I marched the colors of America’s capital in my hands

during vulnerable years in life

I thought the world could be mine if I served.

The cherry blossoms were particularly sick and bright in 2001.

   Much later, I sat alone in a bar with a martini

in Takoma Park, the neighborhood I had learned to call home.

My hand was sweaty around my phone

when my cousin in Japan texted me hello.

What a handsome nikkei man, I thought.

The distance between us

is larger than the length of our exiles

He tells me: I miss you, how can I would love to see America

I can help your eyes:

            Two Bronze Cranes

                        Dual wings, blunt bills

                        Unravel barbed wire

            They extricate a sin

After the Pearl Harbor attack, The US negotiated

a political-military alliance with Peru. “Hemispheric security” and

prejudice motivated a deportation program that uprooted

Japanese Peruvians to internment camps in America in the 1940s.

Our old country conspired to exterminate your kin

There is no other way to say this

How can we temper memory in our new countries?

Hidden within The National Mall:

Piss and stone at the feet of cranes next to this claim

“Here we admit a wrong”

certainly not corrected.

It is not the arrangement of the stone that moves me, nor

Reagan’s words.

It is the height of feathers

and their invisible blood

they drip from each desert city as etched words.

Apologies, the constant——

                                                      Cleanse the steel——

                                                                                                            Desert sins repeated——

American need to cleanse——

                                                      galvanize the billets——

                                                                                                            Desert sins repeated——

Upturned hands——

                                                      sulfate and zinc——

                                                                                                            Desert sins repeated——

The concentric embrace——

                                                      barbed wire——

                                                                                                            Desert sins repeated——

Rattlesnakes copulate——

                                                      American——

                                                                                                            Desert sins repeated——

I was a boy chasing a raven through a vineyard when I first laced my hands with barbed wire.
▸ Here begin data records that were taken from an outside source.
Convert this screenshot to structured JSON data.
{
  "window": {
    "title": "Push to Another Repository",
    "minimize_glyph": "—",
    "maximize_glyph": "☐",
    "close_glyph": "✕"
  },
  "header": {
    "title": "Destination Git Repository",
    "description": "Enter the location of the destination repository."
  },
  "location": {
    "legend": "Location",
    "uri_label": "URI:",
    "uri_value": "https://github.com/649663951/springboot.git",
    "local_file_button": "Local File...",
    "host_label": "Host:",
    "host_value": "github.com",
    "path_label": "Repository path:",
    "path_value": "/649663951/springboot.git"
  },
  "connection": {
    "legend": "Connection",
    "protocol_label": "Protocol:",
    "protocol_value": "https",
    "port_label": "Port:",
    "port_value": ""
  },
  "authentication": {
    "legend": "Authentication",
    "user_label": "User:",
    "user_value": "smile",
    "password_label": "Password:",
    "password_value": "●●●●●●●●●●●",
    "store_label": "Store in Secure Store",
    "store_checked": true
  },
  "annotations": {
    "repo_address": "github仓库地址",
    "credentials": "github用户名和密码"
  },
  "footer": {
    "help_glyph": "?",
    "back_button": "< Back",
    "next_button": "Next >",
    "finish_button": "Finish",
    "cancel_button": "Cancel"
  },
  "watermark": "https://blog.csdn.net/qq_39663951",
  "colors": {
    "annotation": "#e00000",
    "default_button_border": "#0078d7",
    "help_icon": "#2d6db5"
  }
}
                                                   I can help your eyes:

                                                   countless people suffer

                                                                            American Desert sins repeated

about the author
Alonso Llerena

Alonso Llerena

Alonso Llerena is a Peruvian writer, visual artist, and educator. He holds an MFA from Bard College’s Milton Avery Graduate School of the Arts.

His work explores the interconnections between the poetics of exile and the poetics of remains, attending to the concrete materiality of trace and ruin—whether physical or lodged in memory. He is a poetry and prose editor at Cobra Milk.

He is the winner of the 2023 Ninth Letter Literary Award in Poetry, a Tin House alumnus, and a recipient of fellowships from the Martha’s Vineyard Institute of Creative Writing and Brooklyn Poets. His work has appeared in Prairie Schooner, The Offing, FENCE, Cream City Review, and elsewhere.